Movimento em crescendo
Pelo mundo, o fenómeno repete-se: no Brasil, este movimento
começou a surgir um pouco por todo o país, notou há já três anos uma
reportagem do jornal O Globo; e no Reino Unido, segundo a Sociedade pela
Missa em Latim de Inglaterra e Gales, o número de liturgias
tradicionais disparou, passando de 26 em 2007 para 157 em 2012. A
revista The Economist, numa reportagem sobre o movimento conservador,
relatou como este fenómeno estava a atrair jovens tradicionalistas
ativos nas redes sociais e em blogues. “É impressionante este movimento.

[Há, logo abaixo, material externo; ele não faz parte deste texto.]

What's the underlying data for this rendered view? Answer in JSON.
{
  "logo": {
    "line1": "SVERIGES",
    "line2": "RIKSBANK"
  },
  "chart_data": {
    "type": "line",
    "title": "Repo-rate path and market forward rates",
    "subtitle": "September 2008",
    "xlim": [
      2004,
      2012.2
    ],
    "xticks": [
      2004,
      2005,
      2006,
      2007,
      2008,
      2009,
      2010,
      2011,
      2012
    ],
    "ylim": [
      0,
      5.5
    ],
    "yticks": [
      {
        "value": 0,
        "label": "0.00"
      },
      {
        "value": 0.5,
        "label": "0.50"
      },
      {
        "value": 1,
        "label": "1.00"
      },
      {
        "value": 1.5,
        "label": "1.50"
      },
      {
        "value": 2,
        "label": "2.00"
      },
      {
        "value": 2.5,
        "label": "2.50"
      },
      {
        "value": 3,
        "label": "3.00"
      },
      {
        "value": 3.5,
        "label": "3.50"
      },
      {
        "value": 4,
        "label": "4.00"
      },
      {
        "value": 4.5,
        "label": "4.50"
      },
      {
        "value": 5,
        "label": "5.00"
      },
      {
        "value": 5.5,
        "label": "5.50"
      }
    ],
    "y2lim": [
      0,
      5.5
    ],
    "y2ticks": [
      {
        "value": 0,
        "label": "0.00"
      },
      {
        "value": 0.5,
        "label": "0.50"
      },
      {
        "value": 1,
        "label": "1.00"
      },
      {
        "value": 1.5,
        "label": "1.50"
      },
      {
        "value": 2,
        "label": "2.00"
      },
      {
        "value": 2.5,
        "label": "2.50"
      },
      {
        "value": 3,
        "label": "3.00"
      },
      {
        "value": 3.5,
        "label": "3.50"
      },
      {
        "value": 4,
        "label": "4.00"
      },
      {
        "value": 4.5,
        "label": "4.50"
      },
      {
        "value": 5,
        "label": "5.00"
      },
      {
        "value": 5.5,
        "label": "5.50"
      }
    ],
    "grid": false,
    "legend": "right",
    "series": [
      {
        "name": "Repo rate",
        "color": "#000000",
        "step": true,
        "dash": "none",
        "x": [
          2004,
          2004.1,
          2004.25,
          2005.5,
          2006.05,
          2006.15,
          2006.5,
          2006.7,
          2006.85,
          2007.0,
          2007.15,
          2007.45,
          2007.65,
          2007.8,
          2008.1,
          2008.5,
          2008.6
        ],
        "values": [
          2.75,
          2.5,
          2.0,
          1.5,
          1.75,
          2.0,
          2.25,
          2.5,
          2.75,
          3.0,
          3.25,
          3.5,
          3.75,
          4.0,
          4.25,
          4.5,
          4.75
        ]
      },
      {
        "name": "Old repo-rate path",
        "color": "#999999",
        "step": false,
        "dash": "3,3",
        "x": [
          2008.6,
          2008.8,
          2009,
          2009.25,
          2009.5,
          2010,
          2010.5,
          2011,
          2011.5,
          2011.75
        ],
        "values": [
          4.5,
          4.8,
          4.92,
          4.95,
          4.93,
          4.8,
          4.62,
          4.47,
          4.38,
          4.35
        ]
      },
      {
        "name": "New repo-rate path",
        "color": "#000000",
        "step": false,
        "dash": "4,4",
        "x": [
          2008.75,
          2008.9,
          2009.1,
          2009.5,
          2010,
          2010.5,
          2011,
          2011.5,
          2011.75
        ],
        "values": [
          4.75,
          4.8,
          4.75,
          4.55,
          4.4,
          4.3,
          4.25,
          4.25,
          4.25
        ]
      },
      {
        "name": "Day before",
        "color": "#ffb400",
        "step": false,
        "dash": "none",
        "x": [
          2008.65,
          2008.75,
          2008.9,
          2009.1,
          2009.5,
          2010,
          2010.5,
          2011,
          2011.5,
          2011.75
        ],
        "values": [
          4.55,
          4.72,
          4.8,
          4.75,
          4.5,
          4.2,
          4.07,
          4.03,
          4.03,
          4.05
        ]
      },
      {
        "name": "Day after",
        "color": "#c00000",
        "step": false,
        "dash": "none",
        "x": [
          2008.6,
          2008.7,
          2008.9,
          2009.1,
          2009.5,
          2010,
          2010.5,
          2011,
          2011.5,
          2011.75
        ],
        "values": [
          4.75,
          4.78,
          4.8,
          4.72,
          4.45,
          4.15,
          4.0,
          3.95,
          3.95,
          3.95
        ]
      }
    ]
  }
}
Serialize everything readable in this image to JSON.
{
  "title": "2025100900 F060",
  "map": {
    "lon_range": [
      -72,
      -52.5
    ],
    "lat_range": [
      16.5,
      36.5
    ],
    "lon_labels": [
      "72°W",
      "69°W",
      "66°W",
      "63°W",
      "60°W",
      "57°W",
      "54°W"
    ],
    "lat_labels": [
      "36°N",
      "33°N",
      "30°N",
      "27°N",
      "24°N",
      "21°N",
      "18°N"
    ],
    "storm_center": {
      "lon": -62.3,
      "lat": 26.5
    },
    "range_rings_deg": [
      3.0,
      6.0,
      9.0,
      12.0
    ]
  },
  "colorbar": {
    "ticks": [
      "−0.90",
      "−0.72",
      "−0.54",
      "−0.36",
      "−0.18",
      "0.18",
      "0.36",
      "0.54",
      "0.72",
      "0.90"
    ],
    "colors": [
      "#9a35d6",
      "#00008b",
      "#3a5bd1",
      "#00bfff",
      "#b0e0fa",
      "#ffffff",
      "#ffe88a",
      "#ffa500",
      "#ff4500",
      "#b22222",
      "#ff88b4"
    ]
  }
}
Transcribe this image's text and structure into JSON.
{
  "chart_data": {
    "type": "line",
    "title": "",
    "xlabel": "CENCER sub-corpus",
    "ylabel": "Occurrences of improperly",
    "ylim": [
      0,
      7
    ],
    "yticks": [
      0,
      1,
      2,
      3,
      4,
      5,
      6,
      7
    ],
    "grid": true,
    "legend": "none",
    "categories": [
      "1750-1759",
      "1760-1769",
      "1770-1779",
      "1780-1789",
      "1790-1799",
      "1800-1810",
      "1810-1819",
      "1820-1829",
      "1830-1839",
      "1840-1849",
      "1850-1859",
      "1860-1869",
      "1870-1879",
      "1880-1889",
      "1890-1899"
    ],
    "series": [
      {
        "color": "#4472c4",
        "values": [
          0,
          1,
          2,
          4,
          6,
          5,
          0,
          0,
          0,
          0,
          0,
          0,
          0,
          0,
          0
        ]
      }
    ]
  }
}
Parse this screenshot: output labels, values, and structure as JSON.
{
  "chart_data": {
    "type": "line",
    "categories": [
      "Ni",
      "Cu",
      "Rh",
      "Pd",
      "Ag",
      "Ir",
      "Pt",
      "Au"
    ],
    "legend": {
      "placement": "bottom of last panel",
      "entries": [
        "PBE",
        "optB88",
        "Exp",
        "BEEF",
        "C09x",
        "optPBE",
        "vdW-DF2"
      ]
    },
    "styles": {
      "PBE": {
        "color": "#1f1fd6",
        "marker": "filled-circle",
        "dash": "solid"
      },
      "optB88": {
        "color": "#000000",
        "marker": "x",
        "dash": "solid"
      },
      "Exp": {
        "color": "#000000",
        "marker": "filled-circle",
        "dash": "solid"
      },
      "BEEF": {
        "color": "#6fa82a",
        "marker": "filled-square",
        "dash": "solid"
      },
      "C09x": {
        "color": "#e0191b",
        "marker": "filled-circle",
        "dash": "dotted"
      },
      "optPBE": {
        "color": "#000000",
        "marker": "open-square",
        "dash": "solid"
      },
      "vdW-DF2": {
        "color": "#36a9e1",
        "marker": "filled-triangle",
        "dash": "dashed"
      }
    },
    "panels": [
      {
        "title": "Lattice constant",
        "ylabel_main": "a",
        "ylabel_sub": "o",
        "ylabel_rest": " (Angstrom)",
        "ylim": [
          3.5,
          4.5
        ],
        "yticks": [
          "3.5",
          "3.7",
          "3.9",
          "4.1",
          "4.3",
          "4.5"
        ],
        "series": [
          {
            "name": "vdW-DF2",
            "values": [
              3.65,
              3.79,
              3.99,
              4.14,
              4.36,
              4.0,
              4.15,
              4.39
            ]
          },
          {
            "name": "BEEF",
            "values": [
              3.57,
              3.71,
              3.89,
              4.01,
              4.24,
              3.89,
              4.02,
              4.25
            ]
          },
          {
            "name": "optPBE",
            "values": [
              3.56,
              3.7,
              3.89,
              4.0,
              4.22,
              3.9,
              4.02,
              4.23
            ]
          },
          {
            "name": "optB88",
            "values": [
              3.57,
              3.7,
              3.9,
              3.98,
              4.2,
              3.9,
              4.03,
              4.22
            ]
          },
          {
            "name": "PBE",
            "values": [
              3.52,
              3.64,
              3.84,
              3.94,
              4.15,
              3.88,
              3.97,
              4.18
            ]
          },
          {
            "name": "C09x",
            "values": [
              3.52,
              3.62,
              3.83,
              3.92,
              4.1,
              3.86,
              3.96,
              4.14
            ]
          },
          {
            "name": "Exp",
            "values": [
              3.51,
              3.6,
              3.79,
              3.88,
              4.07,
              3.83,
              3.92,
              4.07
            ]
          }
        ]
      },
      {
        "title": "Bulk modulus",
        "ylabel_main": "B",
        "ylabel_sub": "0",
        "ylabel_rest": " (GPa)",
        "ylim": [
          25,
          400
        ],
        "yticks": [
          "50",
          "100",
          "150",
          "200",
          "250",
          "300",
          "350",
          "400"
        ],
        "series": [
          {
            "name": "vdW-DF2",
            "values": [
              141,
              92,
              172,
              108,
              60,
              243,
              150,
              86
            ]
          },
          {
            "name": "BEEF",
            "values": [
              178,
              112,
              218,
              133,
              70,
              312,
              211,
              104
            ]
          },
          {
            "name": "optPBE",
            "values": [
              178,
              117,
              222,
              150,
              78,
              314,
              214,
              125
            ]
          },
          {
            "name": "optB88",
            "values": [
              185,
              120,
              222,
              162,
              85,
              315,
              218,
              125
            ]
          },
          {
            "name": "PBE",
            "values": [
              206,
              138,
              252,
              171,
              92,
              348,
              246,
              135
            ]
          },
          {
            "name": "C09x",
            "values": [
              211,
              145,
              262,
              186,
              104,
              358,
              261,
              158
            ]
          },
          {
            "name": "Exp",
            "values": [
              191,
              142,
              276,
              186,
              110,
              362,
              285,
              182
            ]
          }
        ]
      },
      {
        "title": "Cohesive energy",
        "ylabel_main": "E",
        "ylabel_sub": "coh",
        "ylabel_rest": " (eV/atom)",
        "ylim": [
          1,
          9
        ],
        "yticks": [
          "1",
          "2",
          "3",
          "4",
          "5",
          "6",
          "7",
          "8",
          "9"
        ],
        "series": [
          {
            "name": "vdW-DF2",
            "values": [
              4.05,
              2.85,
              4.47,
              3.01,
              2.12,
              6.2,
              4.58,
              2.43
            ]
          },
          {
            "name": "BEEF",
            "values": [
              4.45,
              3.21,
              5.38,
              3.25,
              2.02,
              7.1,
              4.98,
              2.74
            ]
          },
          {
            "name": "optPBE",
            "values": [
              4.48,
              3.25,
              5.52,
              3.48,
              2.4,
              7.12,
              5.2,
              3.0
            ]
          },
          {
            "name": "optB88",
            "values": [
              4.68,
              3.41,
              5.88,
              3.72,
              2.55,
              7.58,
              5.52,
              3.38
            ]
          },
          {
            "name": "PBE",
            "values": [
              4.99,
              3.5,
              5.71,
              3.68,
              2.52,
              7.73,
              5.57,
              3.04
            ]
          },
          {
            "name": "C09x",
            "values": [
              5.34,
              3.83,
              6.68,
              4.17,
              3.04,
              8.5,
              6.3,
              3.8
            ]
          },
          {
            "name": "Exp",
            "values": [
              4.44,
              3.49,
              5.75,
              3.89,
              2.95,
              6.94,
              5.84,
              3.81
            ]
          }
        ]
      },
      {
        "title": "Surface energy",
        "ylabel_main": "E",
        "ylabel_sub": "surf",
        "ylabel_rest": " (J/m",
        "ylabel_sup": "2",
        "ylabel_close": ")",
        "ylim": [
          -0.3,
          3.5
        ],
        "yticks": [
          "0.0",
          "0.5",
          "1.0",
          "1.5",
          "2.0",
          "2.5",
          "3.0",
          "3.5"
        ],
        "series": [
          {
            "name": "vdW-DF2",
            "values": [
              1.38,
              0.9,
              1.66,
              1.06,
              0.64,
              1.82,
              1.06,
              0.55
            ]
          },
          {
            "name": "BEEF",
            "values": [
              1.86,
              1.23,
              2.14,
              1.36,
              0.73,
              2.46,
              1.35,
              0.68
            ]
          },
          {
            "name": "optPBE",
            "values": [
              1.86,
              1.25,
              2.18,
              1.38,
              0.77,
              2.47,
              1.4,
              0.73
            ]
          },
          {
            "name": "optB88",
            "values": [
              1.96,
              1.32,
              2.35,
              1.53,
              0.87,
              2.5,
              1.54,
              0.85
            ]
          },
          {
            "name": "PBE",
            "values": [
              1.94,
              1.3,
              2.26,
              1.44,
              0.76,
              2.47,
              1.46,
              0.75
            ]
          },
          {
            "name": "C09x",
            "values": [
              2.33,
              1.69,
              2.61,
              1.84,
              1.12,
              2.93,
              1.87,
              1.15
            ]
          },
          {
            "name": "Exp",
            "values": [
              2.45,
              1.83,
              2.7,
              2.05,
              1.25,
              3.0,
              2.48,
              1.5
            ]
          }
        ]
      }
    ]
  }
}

Em Cracóvia [Polónia], fui a uma missa destas ao domingo; cheguei
15
minutos e já não tinha um lugar sentado. Em Roma, a igreja também estava
cheia”, descreve Pedro Froes.
Todos rejeitam ser
anti-Papa Francisco, mas vão dando sinais claros de discordância. Pedro
Froes, por exemplo, assume que admira Raymond Burke, o cardeal dos EUA,
conhecido em todo o mundo como um dos principais opositores do atual
Papa. Foi um dos quatro cardeais que escreveram a dubia, uma carta em
que pedem ao sumo pontífice que esclareça a questão da comunhão dos
recasados.
Quando o cardeal veio a Portugal, em novembro
de 2017, foi recebido com entusiasmo pelos meios conservadores. Azeredo
Lopes, 64 anos, um católico de Coimbra responsável pela editora
Caminhos Romanos, que editou o livro do cardeal, foi um dos que o
acompanhou de perto. Seguidor das ideias de Burke, Azeredo apresentou
recentemente, com um conjunto de católicos da diocese de Coimbra, um
pedido ao bispo Virgílio Antunes, para que possam ter uma missa em
latim. “Não é obrigatório pedir autorização. Fizemo-lo por uma questão
de zelo, mas ainda estamos à espera”, conta, assegurando que há uma
clara resistência dos bispos. “É inexplicável, pois foi assim que a
missa se celebrou ao longo de dois mil anos”, lamenta.
“Houve
um grande mal-estar dos bispos em relação à vinda desse cardeal”, diz,
por seu lado, Eduardo Almeida, um jovem de 20 anos ultraconservador e
antigo seminarista, que começou a frequentar a Fraternidade e que é um
dos elementos mais ativos nas críticas ao Papa no meio católico. “Quer
agradar mais à sociedade moderna do que aos católicos”, refere o jovem,
contando que, quando estava no seminário em 2015, já ia com um colega,
“às escondidas, a uma missa antiga”. Hoje em dia, revela, costuma
participar num grupo que está secretamente a ensinar alguns seminaristas
do Porto e de Braga a celebrar missa em latim. “Nos seminários não se
fala desse ritual”, nota, explicando que o aprendeu quando esteve uns
tempos em França e em Itália, no Instituto Cristo Rei. “Por isso, fui
acólito do cardeal Burke na missa em latim que ele celebrou na Igreja de
Nossa Senhora da Ajuda, na Foz do Porto.”
Sinais por todo o País
Todo este movimento, que passa pelas missas em latim,
críticas às posições mais modernas do Papa e apoio a religiosos como o
Burke, não agrada à hierarquia da Igreja em Portugal, que através dos
bispos tem dado alguns avisos subtis a vários sacerdotes, conta um
pároco conservador. Apesar disso, alguns padres diocesanos decidiram dar
a cara e estiveram ao lado de Burke, em Fátima, quando ele passeou pelo
Santuário com um manto vermelho
de 15 metros. Entre eles estava um
sacerdote da diocese de Coimbra, Manuel Vaz Pato,
de 29 anos, e outro
de Aveiro, Hélder Ruivo, de 31 anos. Usavam barrete preto, acessório
apreciado pelos mais tradicionalistas.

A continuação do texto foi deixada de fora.